Gutner also addresses the topic tackled by Huy and Zott, — trying to convince “investors and customers that a young 20-something has the experience needed to deliver on a plan.” She recommends that young entrepreneurs would do well to hire strong advisers who can provide good advice and who will let you use their name when talking to potential investors and customers. “Experts in the business, entrepreneurs with a number of successful ventures under their belts, and well-respected professionals can help open doors for fledgling start-ups and lend an air of legitimacy and trust.”

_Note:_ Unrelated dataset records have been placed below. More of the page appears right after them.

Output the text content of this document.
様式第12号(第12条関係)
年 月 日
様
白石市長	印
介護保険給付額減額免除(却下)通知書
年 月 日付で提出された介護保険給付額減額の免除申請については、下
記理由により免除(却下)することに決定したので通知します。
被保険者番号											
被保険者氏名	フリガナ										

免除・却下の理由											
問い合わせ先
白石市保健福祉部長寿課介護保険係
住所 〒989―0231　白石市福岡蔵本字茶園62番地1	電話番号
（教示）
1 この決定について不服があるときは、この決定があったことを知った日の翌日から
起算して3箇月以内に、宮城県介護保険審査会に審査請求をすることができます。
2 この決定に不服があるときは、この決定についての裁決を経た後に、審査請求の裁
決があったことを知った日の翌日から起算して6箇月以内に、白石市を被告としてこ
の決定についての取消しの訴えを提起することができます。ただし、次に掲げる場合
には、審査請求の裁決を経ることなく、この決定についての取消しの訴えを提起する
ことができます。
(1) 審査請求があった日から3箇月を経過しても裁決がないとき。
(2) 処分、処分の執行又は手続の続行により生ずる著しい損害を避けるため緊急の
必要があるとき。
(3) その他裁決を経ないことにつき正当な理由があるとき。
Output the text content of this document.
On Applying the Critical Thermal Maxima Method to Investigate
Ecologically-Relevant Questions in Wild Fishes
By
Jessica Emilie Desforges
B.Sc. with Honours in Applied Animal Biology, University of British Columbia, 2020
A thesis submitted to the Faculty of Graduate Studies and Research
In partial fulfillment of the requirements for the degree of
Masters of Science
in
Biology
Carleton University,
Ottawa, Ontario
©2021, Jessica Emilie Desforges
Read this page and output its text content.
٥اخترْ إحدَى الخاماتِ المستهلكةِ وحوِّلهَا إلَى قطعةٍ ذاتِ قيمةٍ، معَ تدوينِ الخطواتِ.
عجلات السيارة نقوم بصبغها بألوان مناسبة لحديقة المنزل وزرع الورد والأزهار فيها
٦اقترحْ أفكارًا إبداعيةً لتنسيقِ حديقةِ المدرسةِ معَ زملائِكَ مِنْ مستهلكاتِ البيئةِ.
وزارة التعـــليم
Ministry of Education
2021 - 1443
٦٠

Although Gutner’s focus is on new graduates starting businesses because of the dismal job picture, there are also a number of so-called “corporate refugees” who could benefit from the insights offered by Huy, Zott, and Gutner [“On to Plan B: Starting a Business,” by Mickey Meece, New York Times, 22 August 2009]. Meece calls these individuals “accidental entrepreneurs.” Meece reported:

“The most recent Index of Entrepreneurial Activity by the Kauffman Foundation showed a slight uptick of new businesses in 2008 — a full recessionary year — over 2007. An average of 320 Americans out of 100,000 formed a business each month, Kauffman said. What’s more, it found, the patterns ‘provide some early evidence that “necessity” entrepreneurship is increasing and “opportunity” entrepreneurship is decreasing.’ Accidental or by design, entrepreneurship is on the rise again this year. LegalZoom.com, the online legal document service, says the number of new businesses it helped to form was up 10 percent in the first half of the year [2009], compared with the period a year earlier.”

Of course it would be better if people became entrepreneurs because they saw real opportunities rather than out of necessity. But regardless of the reasons that people become entrepreneurs, they can only help the economy if they succeed. That is why it is so important that they go into any venture with their eyes wide open, their feet firmly planted on the ground, and have viable plan for success. Careful preparation is a step in the right direction.